Graph neural networks (GNNs) based on message-passing mechanisms have achieved advanced results in graph classification tasks. However, their generalization performance degrades when noisy labels are present in the training data. Most existing noisy labeling approaches focus on the visual domain or graph node classification tasks and analyze the impact of noisy labels only from a utility perspective. Unlike existing work, in this paper, we measure the effects of noise labels on graph classification from data privacy and model utility perspectives. We find that noise labels degrade the model’s generalization performance and enhance the ability of membership inference attacks on graph data privacy. To this end, we propose the robust graph neural network (RGLC) approach with noisy labeled graph classification. Specifically, we first accurately filter the noisy samples by high-confidence samples and the first feature principal component vector of each class. Then, the robust principal component vectors and the model output under data augmentation are utilized to achieve noise label correction guided by dual spatial information. Finally, supervised graph contrastive learning is introduced to enhance the embedding quality of the model and protect the privacy of the training graph data. The utility and privacy of the proposed method are validated by comparing twelve different methods on eight real graph classification datasets. Compared with the state-of-the-art methods, the RGLC method achieves at most and at least 7.8% and 0.8% performance gain at 30% noisy labeling rate, respectively, and reduces the accuracy of privacy attacks to below 60%.

查看原文本刊更多论文

反思图分类中噪声标签的影响：效用与隐私的视角

基于消息传递机制的图神经网络（GNN）在图分类任务中取得了先进的成果。然而，当训练数据中存在噪声标签时，它们的泛化性能就会下降。现有的噪声标签方法大多侧重于视觉领域或图节点分类任务，并且仅从效用角度分析噪声标签的影响。与现有工作不同的是，本文从数据隐私和模型效用的角度来衡量噪声标签对图分类的影响。我们发现，噪声标签会降低模型的泛化性能，并增强对图数据隐私的成员推断攻击能力。为此，我们提出了带噪声标签图分类的鲁棒图神经网络（RGLC）方法。具体来说，我们首先通过高置信度样本和每个类的第一个特征主成分向量精确过滤噪声样本。然后，利用鲁棒主成分向量和数据增强下的模型输出，在双重空间信息的引导下实现噪声标签校正。最后，引入有监督的图对比学习来提高模型的嵌入质量，并保护训练图数据的隐私。通过在八个真实图分类数据集上比较十二种不同的方法，验证了所提方法的实用性和隐私性。与最先进的方法相比，RGLC 方法在 30% 的噪声标记率下分别实现了最多和至少 7.8% 和 0.8% 的性能增益，并将隐私攻击的准确率降低到 60% 以下。
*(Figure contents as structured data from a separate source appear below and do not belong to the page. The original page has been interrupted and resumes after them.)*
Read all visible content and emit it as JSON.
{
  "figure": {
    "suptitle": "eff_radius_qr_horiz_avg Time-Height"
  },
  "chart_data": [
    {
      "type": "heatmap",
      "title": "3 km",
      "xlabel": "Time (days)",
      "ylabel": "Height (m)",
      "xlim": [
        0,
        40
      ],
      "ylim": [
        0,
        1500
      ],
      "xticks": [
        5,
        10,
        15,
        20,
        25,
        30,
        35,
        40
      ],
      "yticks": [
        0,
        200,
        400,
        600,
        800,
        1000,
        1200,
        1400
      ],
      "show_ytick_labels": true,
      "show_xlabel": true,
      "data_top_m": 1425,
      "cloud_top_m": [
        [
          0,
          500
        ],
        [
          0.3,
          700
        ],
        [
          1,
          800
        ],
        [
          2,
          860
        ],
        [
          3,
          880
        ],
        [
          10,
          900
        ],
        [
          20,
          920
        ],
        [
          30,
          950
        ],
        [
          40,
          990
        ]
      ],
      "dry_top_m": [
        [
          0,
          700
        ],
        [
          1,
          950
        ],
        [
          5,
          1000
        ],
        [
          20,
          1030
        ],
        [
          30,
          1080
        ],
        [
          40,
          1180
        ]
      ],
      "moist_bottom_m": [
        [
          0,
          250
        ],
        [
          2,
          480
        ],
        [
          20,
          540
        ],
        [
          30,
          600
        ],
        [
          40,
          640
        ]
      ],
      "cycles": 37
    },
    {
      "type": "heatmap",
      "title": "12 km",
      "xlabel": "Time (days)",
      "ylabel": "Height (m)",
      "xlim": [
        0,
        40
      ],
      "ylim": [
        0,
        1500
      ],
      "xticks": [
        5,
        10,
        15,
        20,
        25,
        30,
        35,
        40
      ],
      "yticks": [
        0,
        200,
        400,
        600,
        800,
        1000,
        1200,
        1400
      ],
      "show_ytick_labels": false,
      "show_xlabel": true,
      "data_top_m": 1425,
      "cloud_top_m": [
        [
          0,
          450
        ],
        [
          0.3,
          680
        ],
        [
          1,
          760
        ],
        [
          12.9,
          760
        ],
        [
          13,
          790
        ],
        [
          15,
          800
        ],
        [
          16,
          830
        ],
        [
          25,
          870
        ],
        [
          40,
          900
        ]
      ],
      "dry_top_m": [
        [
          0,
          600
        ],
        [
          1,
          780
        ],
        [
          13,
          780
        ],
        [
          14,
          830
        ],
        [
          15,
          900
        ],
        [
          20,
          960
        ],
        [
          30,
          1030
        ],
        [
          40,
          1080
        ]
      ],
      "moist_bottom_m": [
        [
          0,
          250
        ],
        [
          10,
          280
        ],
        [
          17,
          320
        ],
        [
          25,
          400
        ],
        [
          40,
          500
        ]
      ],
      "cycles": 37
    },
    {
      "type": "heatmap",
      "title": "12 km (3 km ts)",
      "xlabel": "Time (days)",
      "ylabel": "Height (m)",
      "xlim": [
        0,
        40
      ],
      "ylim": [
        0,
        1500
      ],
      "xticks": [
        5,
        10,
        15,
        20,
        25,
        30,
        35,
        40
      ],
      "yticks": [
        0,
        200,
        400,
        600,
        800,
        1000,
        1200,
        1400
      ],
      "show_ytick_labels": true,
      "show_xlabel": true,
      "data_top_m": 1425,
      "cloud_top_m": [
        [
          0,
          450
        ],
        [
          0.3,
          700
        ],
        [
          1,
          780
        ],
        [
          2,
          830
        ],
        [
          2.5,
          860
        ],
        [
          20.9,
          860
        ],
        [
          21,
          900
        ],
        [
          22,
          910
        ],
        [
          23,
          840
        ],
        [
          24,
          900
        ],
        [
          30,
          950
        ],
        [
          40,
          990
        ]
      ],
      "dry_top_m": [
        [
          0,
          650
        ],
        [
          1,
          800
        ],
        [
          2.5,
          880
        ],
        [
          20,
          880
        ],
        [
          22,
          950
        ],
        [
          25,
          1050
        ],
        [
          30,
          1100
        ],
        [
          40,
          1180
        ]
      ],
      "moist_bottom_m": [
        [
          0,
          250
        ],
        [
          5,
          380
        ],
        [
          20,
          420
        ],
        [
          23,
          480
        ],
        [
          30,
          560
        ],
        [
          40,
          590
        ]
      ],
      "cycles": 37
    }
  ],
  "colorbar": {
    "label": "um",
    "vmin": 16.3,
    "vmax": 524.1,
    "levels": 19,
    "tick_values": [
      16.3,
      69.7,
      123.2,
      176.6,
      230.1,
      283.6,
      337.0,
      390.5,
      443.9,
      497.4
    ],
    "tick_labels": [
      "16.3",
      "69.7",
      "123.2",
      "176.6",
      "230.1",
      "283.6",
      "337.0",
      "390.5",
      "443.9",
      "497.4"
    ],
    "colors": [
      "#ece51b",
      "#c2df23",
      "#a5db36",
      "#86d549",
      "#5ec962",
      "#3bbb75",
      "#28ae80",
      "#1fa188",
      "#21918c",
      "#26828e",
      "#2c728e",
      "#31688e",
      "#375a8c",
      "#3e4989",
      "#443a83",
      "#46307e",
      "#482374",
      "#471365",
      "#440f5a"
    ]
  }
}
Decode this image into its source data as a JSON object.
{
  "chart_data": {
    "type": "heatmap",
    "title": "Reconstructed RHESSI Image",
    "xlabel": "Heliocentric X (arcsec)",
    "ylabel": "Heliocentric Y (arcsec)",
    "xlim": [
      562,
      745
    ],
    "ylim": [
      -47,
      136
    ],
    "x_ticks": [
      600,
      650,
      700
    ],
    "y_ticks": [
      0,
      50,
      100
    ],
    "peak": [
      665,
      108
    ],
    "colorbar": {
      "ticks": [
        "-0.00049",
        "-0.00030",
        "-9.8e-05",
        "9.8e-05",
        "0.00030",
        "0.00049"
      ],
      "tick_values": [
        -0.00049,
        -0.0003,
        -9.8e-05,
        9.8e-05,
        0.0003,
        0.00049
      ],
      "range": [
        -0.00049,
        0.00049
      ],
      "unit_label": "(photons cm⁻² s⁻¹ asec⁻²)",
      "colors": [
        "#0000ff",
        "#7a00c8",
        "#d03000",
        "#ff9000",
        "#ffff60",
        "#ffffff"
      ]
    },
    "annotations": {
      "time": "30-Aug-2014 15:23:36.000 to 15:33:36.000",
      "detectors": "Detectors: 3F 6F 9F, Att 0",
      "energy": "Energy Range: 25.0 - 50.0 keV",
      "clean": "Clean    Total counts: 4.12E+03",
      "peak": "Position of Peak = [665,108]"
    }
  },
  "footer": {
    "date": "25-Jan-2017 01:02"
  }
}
本文章由计算机程序翻译，如有差异，请以英文原文为准。

求助全文

约1分钟内获得全文求助全文

来源期刊

Neural Networks 工程技术-计算机：人工智能

CiteScore

13.90

自引率

7.70%

发文量

425

审稿时长

67 days

期刊介绍： Neural Networks is a platform that aims to foster an international community of scholars and practitioners interested in neural networks, deep learning, and other approaches to artificial intelligence and machine learning. Our journal invites submissions covering various aspects of neural networks research, from computational neuroscience and cognitive modeling to mathematical analyses and engineering applications. By providing a forum for interdisciplinary discussions between biology and technology, we aim to encourage the development of biologically-inspired artificial intelligence.